While the finance minister left the tax slabs unchanged, the ambitious Budget estimates for the next fiscal are relying on further tightening of compliance measure which would come into force in the next assessment year and likely to yield better revenue. This includes restriction on annual premium paid for ULIPs and for provident fund to Rs 2.5 lakh.
The Budget notes that government has noted instances where high net worth individuals were depositing huge sums of money in both instruments as the maturity sum for ULIPs and interest earned on provident fund deposits are not taxed. Similarly, it has proposed to hike TDS rate for non-filers of income-tax to as much a twice of regular rate.
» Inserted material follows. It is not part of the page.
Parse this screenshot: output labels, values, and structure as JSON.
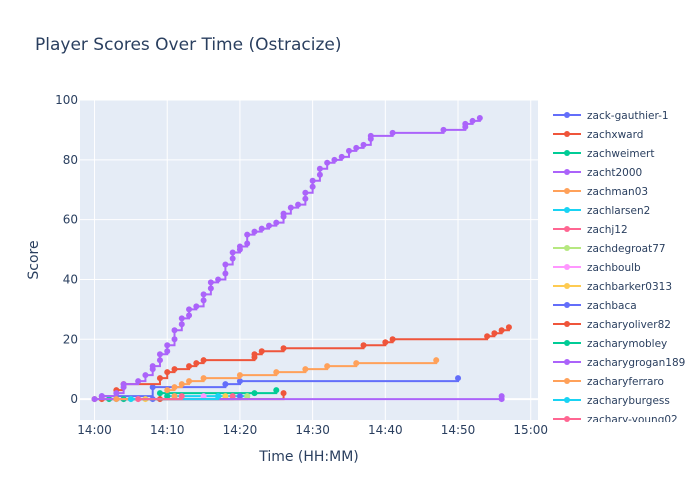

On the indirect tax front, the Budget has lowered the budget estimate for excise tax in the next fiscal by 7.2% to Rs 3.35 lakh crore from the revised estimate for the current year. This is primarily due to the introduction of Agriculture Infrastructure and Development Cess which will be imposed on petroleum products after cutting an equivalent quantum of basic and special addition excise duty. Finance secretary Ajay Bhushan Pandey said that Rs 30,000 crore is expected to accrue from new cess.
The customs duty collection is expected to grow by 12.2% in FY22 to Rs 1.36 lakh crore while the Budget expects the Goods and Services Tax collection to grow by 12.2% to Rs 6.3 lakh crore (including compensation cess).GST collection has grown by 8% in the October-January period in the current fiscal after having contracted by 24% in the during April-September.